Do you have your WAN DNS settings pointed to the PiHole in your router?
I noticed this behavior when I had that setup enabled in my RT-AC3100.
I now point my WAN DNS to 1.1.1.1, 1.0.0.1, and use the LAN DHCP server to assign my clients the PiHole address for DNS for blocking purposes. This stopped the flood of DNS queries.
Changing that, clear your logging and reboot. It stills start to function as expected.
Not sure if it's a conditional forwarding issue or not. That is a workaround I found for now, I'm following CF tickets myself to see if any other light is shed on it.
So ASUS routers send a few DNS queries every second to check if an internet connection is active or not... After I changed the WAN DNS from my Pi's IP to 8.8.8.8, 8.8.4.4, I noticed a downward spike in the graphs, but shortly, a spike in queries from localhost:
So I'm assuming that any DNS query the router will be making (like NS resolution for ping/traceroute) will be forwarded to the IPs set in WAN DNS settings?
The Mac has got two DNS servers configured.
This Mac will sometimes also query the not Pi-holed DNS server 10.0.0.1 resulting in the "pi.hole" name not resolving and ads leaking through.
He probably configured his routers DHCP service to push the Pi-hole IP address to his clients for DNS resolution
Can you post screenshots of your router's DHCP settings ?

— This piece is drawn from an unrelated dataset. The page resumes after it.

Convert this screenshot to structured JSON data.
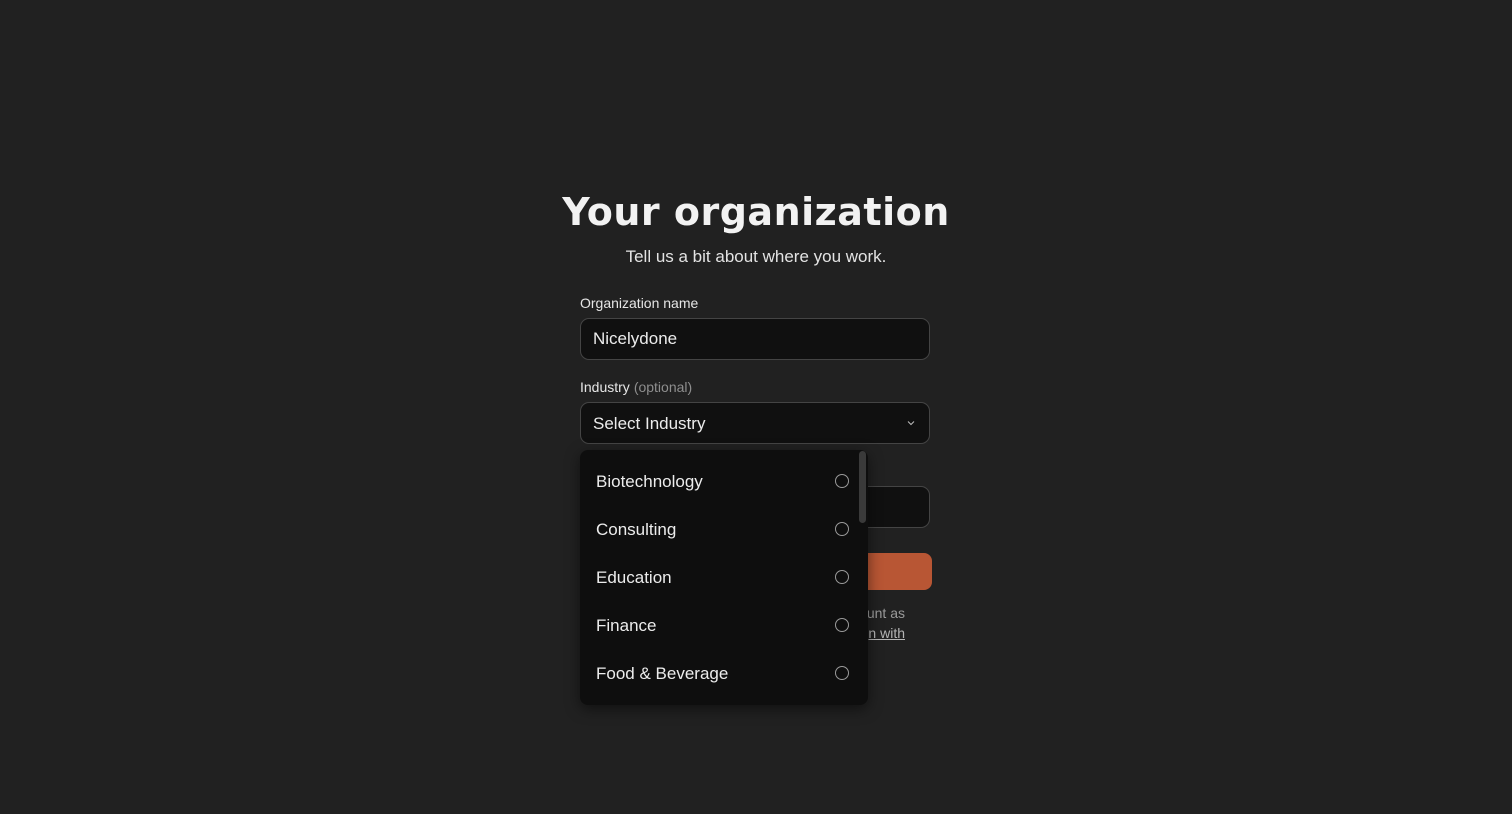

If settings lacking/missing, you can disable the DHCP service on the router and use Pi-hole's own DHCP service as a replacement:
But the thing is that the router advertises it's own server, and there is no way to disable that unless you turn off DHCP. I do not want to use pi hole as my DHCP server.
If the router doesnt block DHCP and/or DNS for those network segments, it should work.
EDIT: worst case, you can configure a bridge interface on Pi-hole that has a leg/connection to both networks.
EDIT2: below posting describes a bridge setup.
Though I made a mistake and the WiFi SSID and password should be configured in the wpa_supplicant config file.